SUSY scale uncertainties in $m_b(m_b)$: $Br[B_s^0 \to \mu^+\mu^-]$ and cMSSM

TL;DR

This paper investigates how the SUSY scale affects the bottom quark mass corrections and the branching ratio of B_s^0 to mu+mu-, revealing significant variations that impact the cMSSM parameter space.

Contribution

It introduces a detailed analysis of SUSY scale dependence on bottom quark mass corrections and their effect on B_s^0 decay predictions within the cMSSM framework.

Findings

Branching ratio varies by about 0.6×10^{-9} with a 35% change in bottom quark mass.

Variations are larger in regions with a Higgs mass around 125 GeV.

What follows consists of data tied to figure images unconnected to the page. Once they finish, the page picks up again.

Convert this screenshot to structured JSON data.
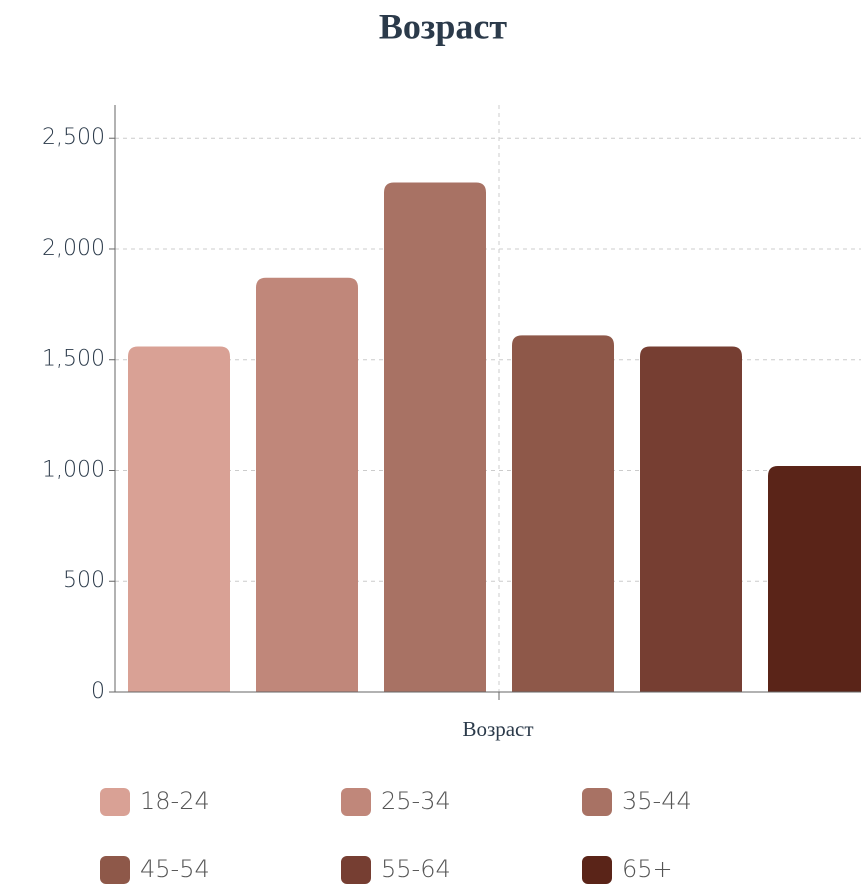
{
  "chart_data": {
    "type": "bar",
    "title": "Возраст",
    "x_label": "Возраст",
    "categories": [
      "Возраст"
    ],
    "series": [
      {
        "name": "18-24",
        "color": "#d9a195",
        "values": [
          1560
        ]
      },
      {
        "name": "25-34",
        "color": "#c0877a",
        "values": [
          1870
        ]
      },
      {
        "name": "35-44",
        "color": "#a87264",
        "values": [
          2300
        ]
      },
      {
        "name": "45-54",
        "color": "#8e5849",
        "values": [
          1610
        ]
      },
      {
        "name": "55-64",
        "color": "#763e32",
        "values": [
          1560
        ]
      },
      {
        "name": "65+",
        "color": "#5a2418",
        "values": [
          1020
        ]
      }
    ],
    "ylim": [
      0,
      2650
    ],
    "yticks": [
      0,
      500,
      {
        "value": 1000,
        "label": "1,000"
      },
      {
        "value": 1500,
        "label": "1,500"
      },
      {
        "value": 2000,
        "label": "2,000"
      },
      {
        "value": 2500,
        "label": "2,500"
      }
    ],
    "grid": true,
    "legend": "bottom"
  }
}
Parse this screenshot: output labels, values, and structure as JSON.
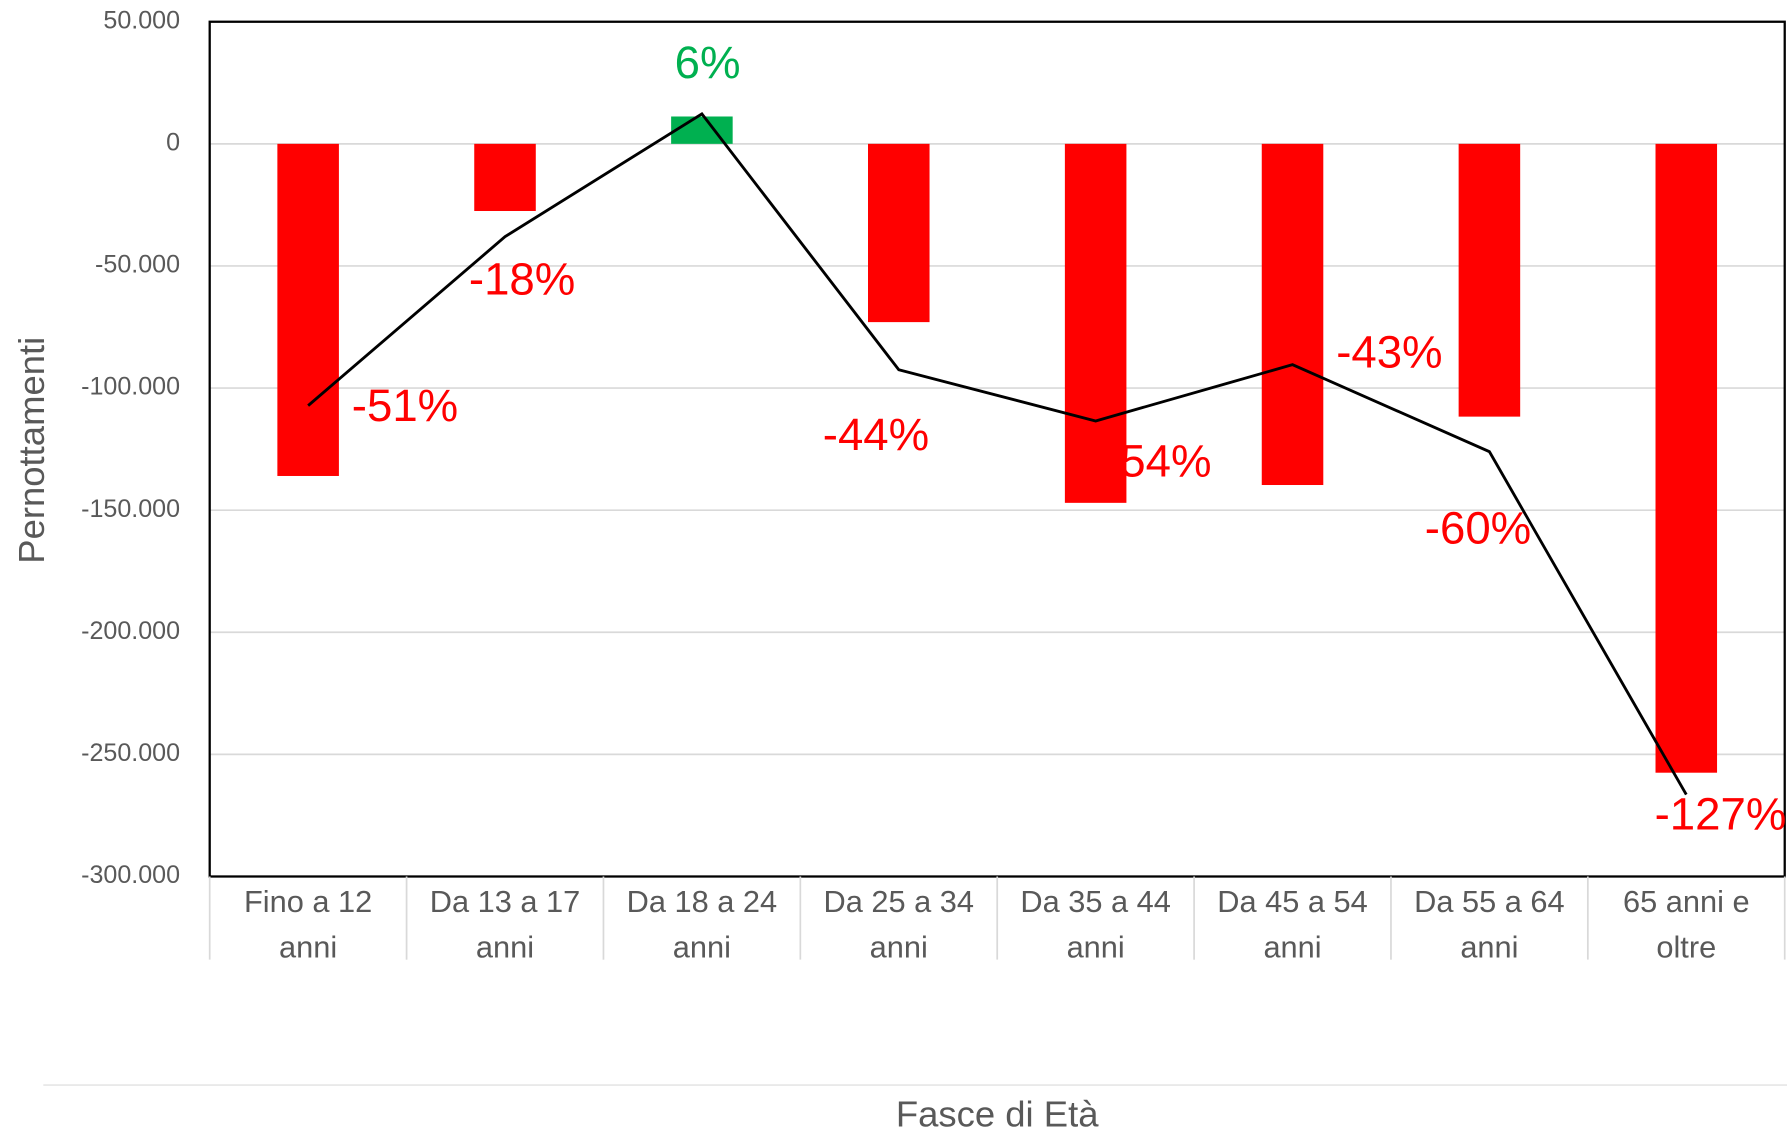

Lowering the SUSY scale relaxes constraints on the cMSSM parameter space.

Abstract

We have studied the SUSY scale dependence of supersymmetric radiative corrections to bottom quark mass on the branching ratio of $B_s^0 \to \mu^+\mu^-$ and its impact on the cMSSM parameter space. The supersymmetric radiative corrections to bottom quark mass is in general evaluated at the SUSY scale, which is normally considered to be the geometric mean of stop masses. Then, the running of bottom quark mass is considered from the SUSY scale to the matching scale $M_W$ of the effective Hamiltonian which describes this decay. It is found that the branching ratio varies drastically with the SUSY scale. Typically the $Br[B_s^0 \to \mu^+\mu^-]_{\rm untagged}$ varies $\sim 0.6 \times 10^{-9}$ due variation of bottom quark mass $\sim 35\%$ with the SUSY scale and these changes are very significant compared to their present uncertainties in the measurements. Moreover, these variations are very larger at the regions of parameter space which are favorable for producing higgs mass around 125 GeV. Finally, the confrontation of cMSSM with $B_s^0 \to \mu^+\mu^-$ is drastically relaxed if one lowers the SUSY scale and a significantly large parameter space becomes allowed in the phenomenologically interesting regions.